Balancing Plants and Proteins for Optimal Heart Health? Here’s How to Keep it Clean and Simple.

For many people, #AmericanHeartMonth is not just for February – it’s a twelve-month-a-year pursuit. And, because poor cardiovascular health can increase one’s risk of severe illness from COVID-19, many people are more focused on maintaining heart health than ever. It probably comes as no surprise that cardiovascular diseases account for nearly half of non-communicable diseases and are the leading cause of death around the world. This has caused some people to be more proactive about optimizing cardio health to help prevent disease. These folks are making decisions informed by a growing body of research indicating that plant-based diets reduce the risk of cardiovascular issues. This may be part of the reason that more and more Americans are going vegetarian or vegan.

Plant-rich diets are not only better for cardiovascular health, they are better for the environment. Yet, it can be difficult to get enough of the necessary protein-building and cardio-friendly amino acids from a plant-based diet. Supplementation can help – but some supplements may be made from the very ingredients that many consumers are looking to avoid.

A Bit About Amino Acids and Heart Health

One of the keys to cardiovascular health is the production of Nitrous Oxide (NO). This powerful neurotransmitter delivers messages to the heart, improves circulation and helps blood vessels relax. Enter amino acids: they not only help increase the body’s production of NO, there is evidence that certain amino acids may actually improve blood flow in the arteries of the heart and improve symptoms of clogged arteries, chest pain (angina) and coronary artery disease. 

Here are some particulars: 

  • L-Arginine and L-Citrulline generate NO, which can help protect older and hypertensive patients from heart-related diseases including angina, congestive heart failure, hypertension and peripheral artery diseases. The best news as these supplements do not come with side effects. (Mayo Clinic)
  • People with congestive heart failure have insufficient oxygenation of the heart, which can damage the heart muscle. Such damage may be reduced by taking L-carnitine supplements. L-carnitine is an amino acid that transports fats into the mitochondria (the place in the cell where fats are turned into energy), helping to ensure the right levels of energy production for normal heart function. Taking L-carnitine may also help reduce damage and complications following a heart attack.

A Bit More About Amino Acids and How They’re Made

Amino acids are organic compounds that combine to form proteins.
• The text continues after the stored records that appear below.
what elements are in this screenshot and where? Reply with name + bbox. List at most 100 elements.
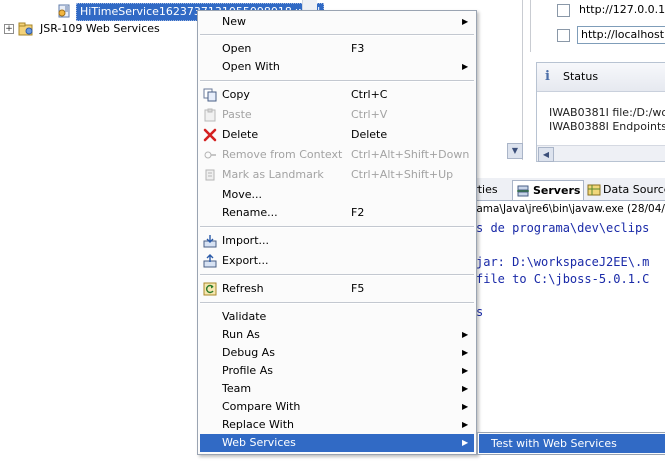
menu-label: Run As [222, 328, 260, 341]
menu-separator [200, 80, 474, 82]
submenu-arrow-icon: ▶ [462, 384, 469, 393]
menu-label: Export... [222, 254, 269, 267]
menu-separator [200, 302, 474, 304]
menu-item-new[interactable]: New ▶ [200, 13, 474, 31]
status-panel: i Status IWAB0381I file:/D:/work IWAB038… [536, 62, 665, 162]
tab-data-source-label: Data Source [603, 183, 665, 196]
menu-item-compare-with[interactable]: Compare With ▶ [200, 398, 474, 416]
menu-item-profile-as[interactable]: Profile As ▶ [200, 362, 474, 380]
delete-icon [203, 128, 217, 142]
menu-label: Copy [222, 88, 250, 101]
menu-item-web-services[interactable]: Web Services ▶ [200, 434, 474, 452]
submenu-arrow-icon: ▶ [462, 17, 469, 26]
menu-label: New [222, 15, 246, 28]
console-line-1: s de programa\dev\eclips [476, 221, 650, 235]
console-process-path: rama\Java\jre6\bin\javaw.exe (28/04/2 [472, 202, 665, 216]
copy-icon [203, 88, 217, 102]
menu-item-mark-as-landmark[interactable]: Mark as Landmark Ctrl+Alt+Shift+Up [200, 166, 474, 184]
menu-shortcut: Ctrl+V [351, 108, 388, 121]
menu-label: Refresh [222, 282, 264, 295]
menu-label: Mark as Landmark [222, 168, 324, 181]
menu-label: Compare With [222, 400, 301, 413]
menu-label: Import... [222, 234, 269, 247]
menu-item-delete[interactable]: Delete Delete [200, 126, 474, 144]
scroll-down-arrow-icon[interactable]: ▼ [507, 143, 523, 159]
menu-item-move[interactable]: Move... [200, 186, 474, 204]
paste-icon [204, 108, 216, 122]
wsdl-file-icon [58, 4, 70, 18]
menu-shortcut: Ctrl+Alt+Shift+Down [351, 148, 470, 161]
refresh-icon [203, 282, 217, 296]
web-services-submenu: Test with Web Services Explorer [477, 432, 665, 469]
menu-item-validate[interactable]: Validate [200, 308, 474, 326]
menu-shortcut: F3 [351, 42, 365, 55]
menu-item-import[interactable]: Import... [200, 232, 474, 250]
submenu-arrow-icon: ▶ [462, 366, 469, 375]
url-item-1[interactable]: http://127.0.0.1:8 [579, 0, 665, 20]
submenu-label: Test with Web Services Explorer [491, 437, 617, 469]
servers-icon [517, 185, 529, 197]
jsr109-label: JSR-109 Web Services [40, 22, 160, 35]
menu-label: Move... [222, 188, 262, 201]
menu-item-run-as[interactable]: Run As ▶ [200, 326, 474, 344]
status-hscrollbar[interactable]: ◀ [537, 145, 665, 162]
menu-label: Web Services [222, 436, 296, 449]
context-menu: New ▶ Open F3 Open With ▶ Copy Ctrl+C Pa… [197, 10, 477, 455]
status-title: Status [563, 70, 599, 83]
menu-separator [200, 34, 474, 36]
submenu-arrow-icon: ▶ [462, 330, 469, 339]
status-line-2: IWAB0388I Endpoints w [549, 120, 665, 133]
menu-item-debug-as[interactable]: Debug As ▶ [200, 344, 474, 362]
view-tab-bar: Properties Servers Data Source [472, 178, 665, 201]
menu-item-team[interactable]: Team ▶ [200, 380, 474, 398]
menu-item-open-with[interactable]: Open With ▶ [200, 58, 474, 76]
tab-properties[interactable]: Properties [472, 180, 510, 200]
tab-servers[interactable]: Servers [512, 180, 584, 200]
remove-context-icon [204, 151, 216, 159]
web-services-folder-icon [18, 22, 33, 36]
tree-scrollbar[interactable] [302, 0, 317, 10]
info-icon: i [545, 69, 550, 84]
menu-label: Validate [222, 310, 267, 323]
console-output: s de programa\dev\eclips jar: D:\workspa… [472, 217, 665, 337]
menu-item-test-with-web-services-explorer[interactable]: Test with Web Services Explorer [479, 434, 665, 469]
scroll-left-arrow-icon[interactable]: ◀ [538, 147, 554, 162]
menu-item-remove-from-context[interactable]: Remove from Context Ctrl+Alt+Shift+Down [200, 146, 474, 164]
import-icon [203, 235, 217, 248]
menu-item-paste[interactable]: Paste Ctrl+V [200, 106, 474, 124]
menu-item-rename[interactable]: Rename... F2 [200, 204, 474, 222]
menu-shortcut: Ctrl+C [351, 88, 388, 101]
console-line-2: jar: D:\workspaceJ2EE\.m [476, 255, 650, 269]
url-item-2[interactable]: http://localhost:18 [577, 26, 665, 44]
menu-shortcut: F2 [351, 206, 365, 219]
menu-separator [200, 274, 474, 276]
menu-label: Delete [222, 128, 259, 141]
tab-servers-label: Servers [533, 184, 581, 197]
console-line-3: file to C:\jboss-5.0.1.C [476, 272, 650, 286]
url-checkbox-1[interactable] [557, 4, 570, 17]
export-icon [203, 254, 217, 268]
expand-icon[interactable]: + [4, 24, 14, 34]
menu-label: Rename... [222, 206, 278, 219]
menu-shortcut: Ctrl+Alt+Shift+Up [351, 168, 454, 181]
status-line-1: IWAB0381I file:/D:/work [549, 106, 665, 119]
submenu-arrow-icon: ▶ [462, 438, 469, 447]
submenu-arrow-icon: ▶ [462, 348, 469, 357]
url-checkbox-2[interactable] [557, 29, 570, 42]
submenu-arrow-icon: ▶ [462, 402, 469, 411]
menu-label: Profile As [222, 364, 273, 377]
menu-item-copy[interactable]: Copy Ctrl+C [200, 86, 474, 104]
editor-area [478, 0, 523, 160]
menu-item-replace-with[interactable]: Replace With ▶ [200, 416, 474, 434]
menu-label: Team [222, 382, 252, 395]
status-header: i Status [537, 63, 665, 92]
menu-item-open[interactable]: Open F3 [200, 40, 474, 58]
menu-item-refresh[interactable]: Refresh F5 [200, 280, 474, 298]
url-list-panel: http://127.0.0.1:8 http://localhost:18 [530, 0, 665, 52]
submenu-arrow-icon: ▶ [462, 420, 469, 429]
menu-item-export[interactable]: Export... [200, 252, 474, 270]
menu-label: Open [222, 42, 252, 55]
menu-label: Replace With [222, 418, 294, 431]
menu-shortcut: F5 [351, 282, 365, 295]
tab-data-source[interactable]: Data Source [585, 180, 665, 200]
The human body uses amino acids to make all proteins in the body. There are three groups of amino acids: essential, nonessential and conditional. While conditional amino acids are not “essential,” they are important in times of illness and stress – which is where Arginine comes in. The Nonessentials, like citrulline, are integral to some key functions, including the manufacture of NO which, as mentioned earlier, is essential to heart health.
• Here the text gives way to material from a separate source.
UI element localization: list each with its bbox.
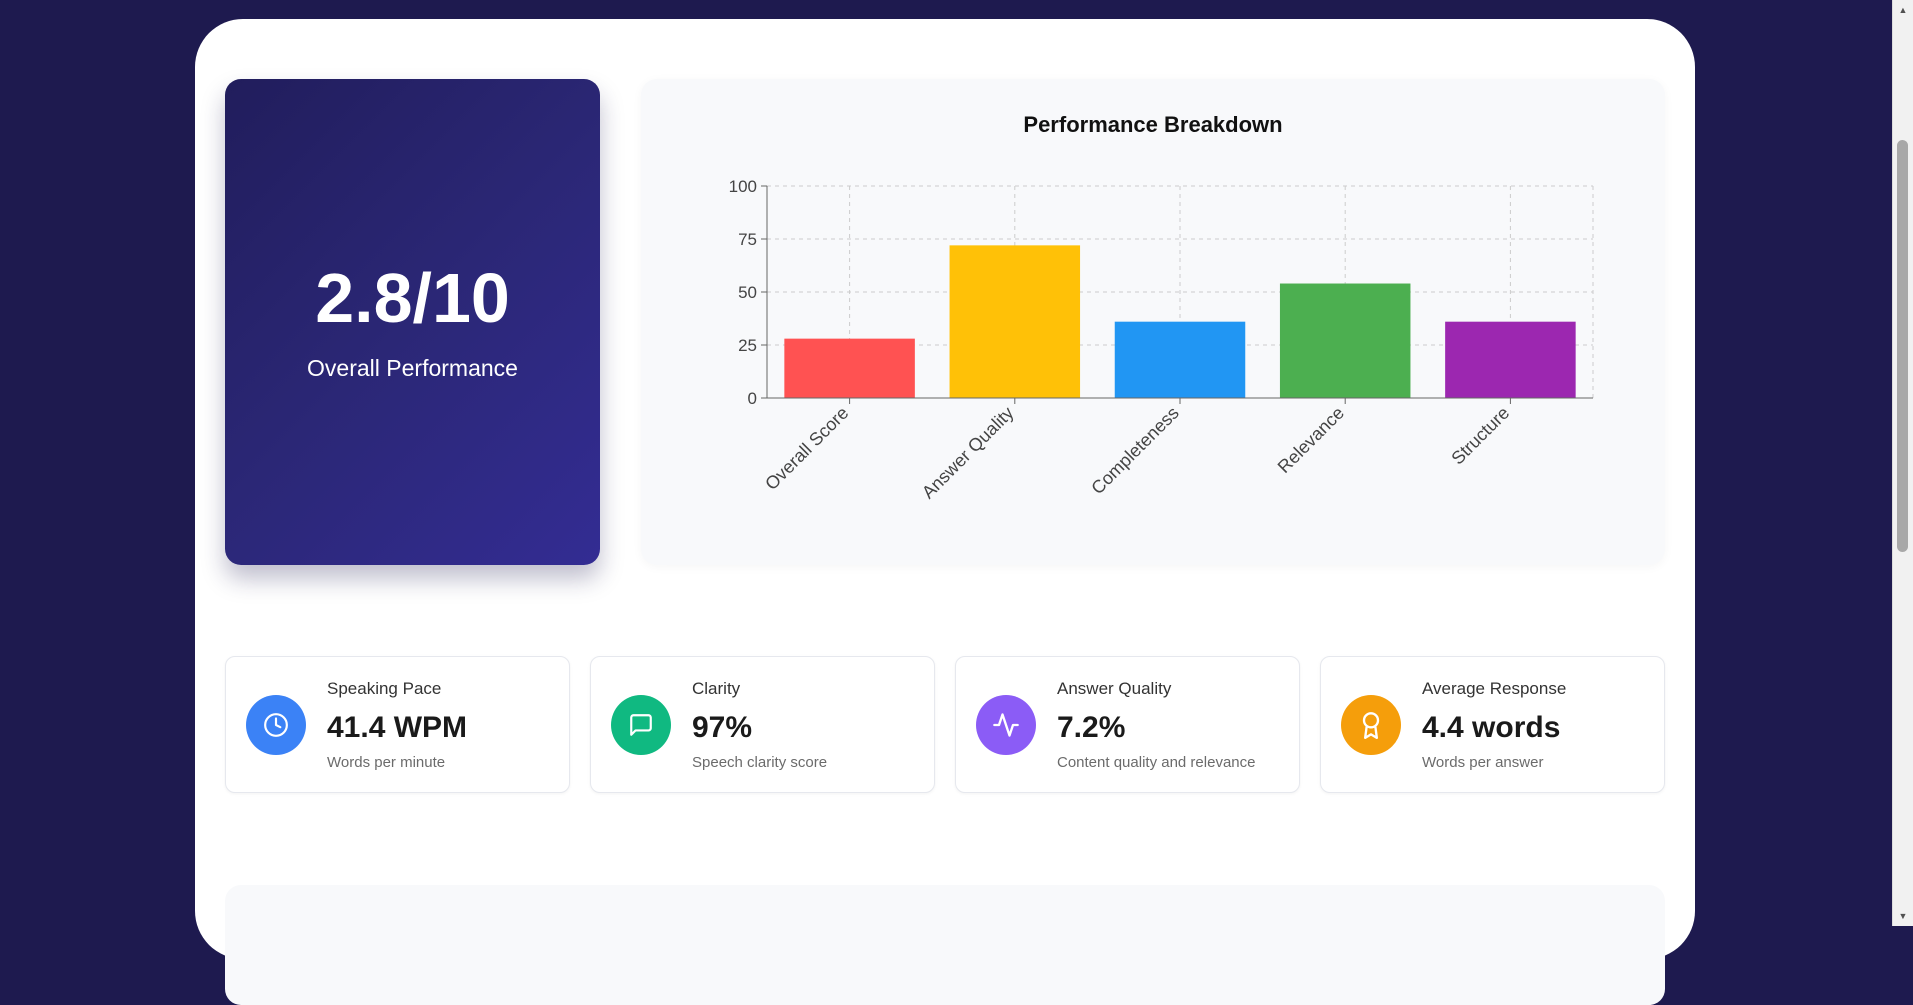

Amino acids for the supplement market are either extracted from plants or animals or manufactured synthetically.  Plant-based sources include sugarcane, beet, peas and corn. Animal sources can be made from meat and meat byproducts such as human hair, feathers, fish silage, blood, milk, and stomach contents.

While some of these ingredients may churn stomachs, sourcing practices give rise to a whole new set of concerns. For example, livestock that feeds on plants treated with chemical herbicides can result in traces of these toxins finding their way into supplements. It is for this reason that part of the AminoFacts “Decoding the Label” review focuses on lab testing for traces of harmful substances. In addition, we regularly contact some of the leading amino acid supplement brands to gather more information about their manufacturing processes. We are inquiring about plant and animal sourcing as well as their manufacturing processes. For example, “hydrolysis” and “fermentation’ are two common manufacturing methods: hydrolysis extracts amino acids from the inedible parts of slaughtered animals – including fish silage, hooves, hair, skin, feathers and teeth from cows, pigs and chickens. Many plant-based products use fermentation, a process that utilizes microorganisms to produce amino acids from plants, such as soy or corn.

Amino acids are Awesome!

AminoFacts is here to help you make informed choices about which are the awesome-est in terms of your lifestyle and clean label preferences. We go beyond what’s disclosed on the packaging or brand websites – which is particularly important because the supplement market and its labeling practices are more laxly regulated than food products.  

We firmly believe that amino acid supplementation can be an effective way to contribute to the maintenance of overall health, including cardiovascular health.  For those consumers who prefer more natural, plant-based lifestyles, learning to read the labels can help them make choices that are a good fit with their lifestyle.